I closed my eyes again, seeing smoke rings pass through each other against inky black.
“How do you know all this stuff?”
There was a small silence. With my eyes shut and almost asleep I couldn’t say how long it lasted.
“Secrets.” Jilla blew out the candle, and when I opened my eyes again, I couldn’t tell the difference.
One day shortly after this, I came home from the school to find a man I vaguely recognised sitting at our table with Granma. As I blundered through the door, they looked sharply at me and a sudden uncomfortable silence reared up. They had been talking about me. I knew it as sure as if I’d heard them. I blushed and stood rooted to the doorway.
“Well are you coming in or are you going to stand there and let the whole house get freezing cold?” Granma was on good form – she often was when she had a visitor. I imagine she relished speaking to adults instead of Mani and I all the time.
I shut the door and nodded wordlessly to the man, trying to place him.
“You don’t know me do you?” The man had eyes that were amused by what they saw, and not in a way that invited you to share the joke.
“This is Jilla’s uncle, Leni.”
It clicked. There was even a slight resemblance.
“How do you do?” I had been brought up to be polite to people older than myself. This obviously excluded my brother.
“Well. Well. As well as we all can expect.” Granma and Leni turned back to each other across the table and continued their discussion on new tracks after this momentary derailment.

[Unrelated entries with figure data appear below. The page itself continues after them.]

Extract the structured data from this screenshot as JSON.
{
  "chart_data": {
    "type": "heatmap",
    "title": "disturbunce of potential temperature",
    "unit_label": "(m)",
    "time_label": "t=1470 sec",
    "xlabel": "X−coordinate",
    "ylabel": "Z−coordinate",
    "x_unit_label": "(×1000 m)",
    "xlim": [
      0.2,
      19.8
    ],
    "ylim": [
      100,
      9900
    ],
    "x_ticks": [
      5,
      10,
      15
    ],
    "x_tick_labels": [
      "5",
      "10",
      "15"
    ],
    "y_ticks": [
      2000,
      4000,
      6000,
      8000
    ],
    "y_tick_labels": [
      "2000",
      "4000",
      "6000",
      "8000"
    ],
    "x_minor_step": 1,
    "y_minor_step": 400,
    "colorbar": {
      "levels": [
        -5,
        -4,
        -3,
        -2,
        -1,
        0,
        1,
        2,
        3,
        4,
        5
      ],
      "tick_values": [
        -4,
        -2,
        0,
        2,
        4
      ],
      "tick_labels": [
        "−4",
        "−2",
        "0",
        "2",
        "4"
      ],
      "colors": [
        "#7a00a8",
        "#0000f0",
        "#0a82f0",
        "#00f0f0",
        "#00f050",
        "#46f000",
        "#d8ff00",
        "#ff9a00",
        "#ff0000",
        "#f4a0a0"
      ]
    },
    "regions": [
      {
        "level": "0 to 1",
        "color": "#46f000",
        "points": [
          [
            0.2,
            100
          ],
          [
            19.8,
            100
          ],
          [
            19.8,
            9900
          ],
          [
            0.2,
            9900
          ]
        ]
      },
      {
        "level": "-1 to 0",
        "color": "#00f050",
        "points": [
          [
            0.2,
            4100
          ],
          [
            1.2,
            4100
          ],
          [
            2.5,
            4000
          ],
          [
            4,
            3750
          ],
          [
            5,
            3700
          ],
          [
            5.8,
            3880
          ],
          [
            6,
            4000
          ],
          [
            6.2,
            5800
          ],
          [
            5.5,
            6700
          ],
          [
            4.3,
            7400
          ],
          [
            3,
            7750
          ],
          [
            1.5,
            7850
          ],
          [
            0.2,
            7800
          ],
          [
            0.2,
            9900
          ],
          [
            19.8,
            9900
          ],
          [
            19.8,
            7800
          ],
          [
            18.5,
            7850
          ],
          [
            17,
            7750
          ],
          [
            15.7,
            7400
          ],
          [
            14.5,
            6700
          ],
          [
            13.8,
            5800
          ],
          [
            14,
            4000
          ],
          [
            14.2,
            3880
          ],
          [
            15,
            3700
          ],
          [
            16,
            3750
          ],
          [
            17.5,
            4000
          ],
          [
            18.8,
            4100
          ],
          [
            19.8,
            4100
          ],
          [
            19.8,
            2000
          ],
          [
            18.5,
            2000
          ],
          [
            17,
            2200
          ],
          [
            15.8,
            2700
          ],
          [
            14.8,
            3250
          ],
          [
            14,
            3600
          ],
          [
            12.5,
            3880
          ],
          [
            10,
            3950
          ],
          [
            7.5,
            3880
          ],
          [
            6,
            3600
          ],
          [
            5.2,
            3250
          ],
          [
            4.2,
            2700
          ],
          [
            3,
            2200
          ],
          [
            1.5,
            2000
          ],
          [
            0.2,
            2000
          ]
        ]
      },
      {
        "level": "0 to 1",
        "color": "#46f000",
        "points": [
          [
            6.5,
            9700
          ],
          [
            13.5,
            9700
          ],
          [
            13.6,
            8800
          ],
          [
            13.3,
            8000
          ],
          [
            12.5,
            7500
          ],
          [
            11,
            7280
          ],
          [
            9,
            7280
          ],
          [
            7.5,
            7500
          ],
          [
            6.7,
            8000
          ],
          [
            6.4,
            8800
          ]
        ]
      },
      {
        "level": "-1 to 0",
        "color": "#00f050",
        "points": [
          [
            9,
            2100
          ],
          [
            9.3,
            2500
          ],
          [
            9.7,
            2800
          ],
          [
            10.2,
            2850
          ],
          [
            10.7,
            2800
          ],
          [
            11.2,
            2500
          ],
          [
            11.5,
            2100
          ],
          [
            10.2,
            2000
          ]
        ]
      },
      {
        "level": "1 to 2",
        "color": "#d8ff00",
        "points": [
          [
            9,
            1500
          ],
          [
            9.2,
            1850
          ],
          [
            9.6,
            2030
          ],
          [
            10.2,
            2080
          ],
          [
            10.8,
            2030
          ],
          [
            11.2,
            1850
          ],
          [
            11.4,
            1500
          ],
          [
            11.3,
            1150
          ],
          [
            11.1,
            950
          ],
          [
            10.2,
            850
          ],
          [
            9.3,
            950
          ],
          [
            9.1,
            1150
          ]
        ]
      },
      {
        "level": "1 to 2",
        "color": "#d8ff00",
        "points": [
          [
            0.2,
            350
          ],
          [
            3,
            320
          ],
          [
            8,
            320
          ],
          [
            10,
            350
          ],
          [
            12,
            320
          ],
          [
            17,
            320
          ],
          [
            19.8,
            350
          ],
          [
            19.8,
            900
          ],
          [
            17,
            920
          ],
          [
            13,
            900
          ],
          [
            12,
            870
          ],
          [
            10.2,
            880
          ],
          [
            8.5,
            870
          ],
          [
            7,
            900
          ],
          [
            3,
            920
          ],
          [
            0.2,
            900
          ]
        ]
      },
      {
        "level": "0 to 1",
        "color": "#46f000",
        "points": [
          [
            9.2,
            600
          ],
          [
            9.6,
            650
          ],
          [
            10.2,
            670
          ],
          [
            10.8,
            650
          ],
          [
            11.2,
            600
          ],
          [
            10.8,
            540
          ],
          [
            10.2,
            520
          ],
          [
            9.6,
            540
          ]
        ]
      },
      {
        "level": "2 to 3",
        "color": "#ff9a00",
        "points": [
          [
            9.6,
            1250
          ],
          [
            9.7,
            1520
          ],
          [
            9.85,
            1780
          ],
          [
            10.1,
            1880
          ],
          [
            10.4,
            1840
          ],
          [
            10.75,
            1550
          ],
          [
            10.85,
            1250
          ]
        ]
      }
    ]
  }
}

“She doesn’t want to go to the school,” Leni was saying, staring into his steaming tin mug, “and she won’t discuss it with me. Runs off, gone all day mostly I don’t know where. Well I have to work, I can’t watch her all the time, it’s not possible.”
“Leni, the girl is a free spirit like her mother and with all this on top of it, she was never going to be easy.”
I was sitting on my bed, pulling off my coat. Teren’s coat.
“You spend a lot of time with Jilla, so I hear.”
I stood up and came towards the table. I nodded, uncertain. They both looked at me. I wasn’t sure what they wanted.
“What do you do together?”
My thousand possible replies hurtled through my mind in a haphazard symphony: we talk about smoke rings, the dead, flowers that don’t exist, stars under the ground. We sit in the dark and listen to the weather, we hold hands in the dark.
I shrugged. “Dunno.”
They both sighed. This was the expected answer. Granma pulled herself to her feet. “Go and wash your hands and help me peel these potatoes.”
I bolted for the standpipe, just catching Leni’s refusal of a meal as I went through the door. He wanted to check whether Jilla was back home.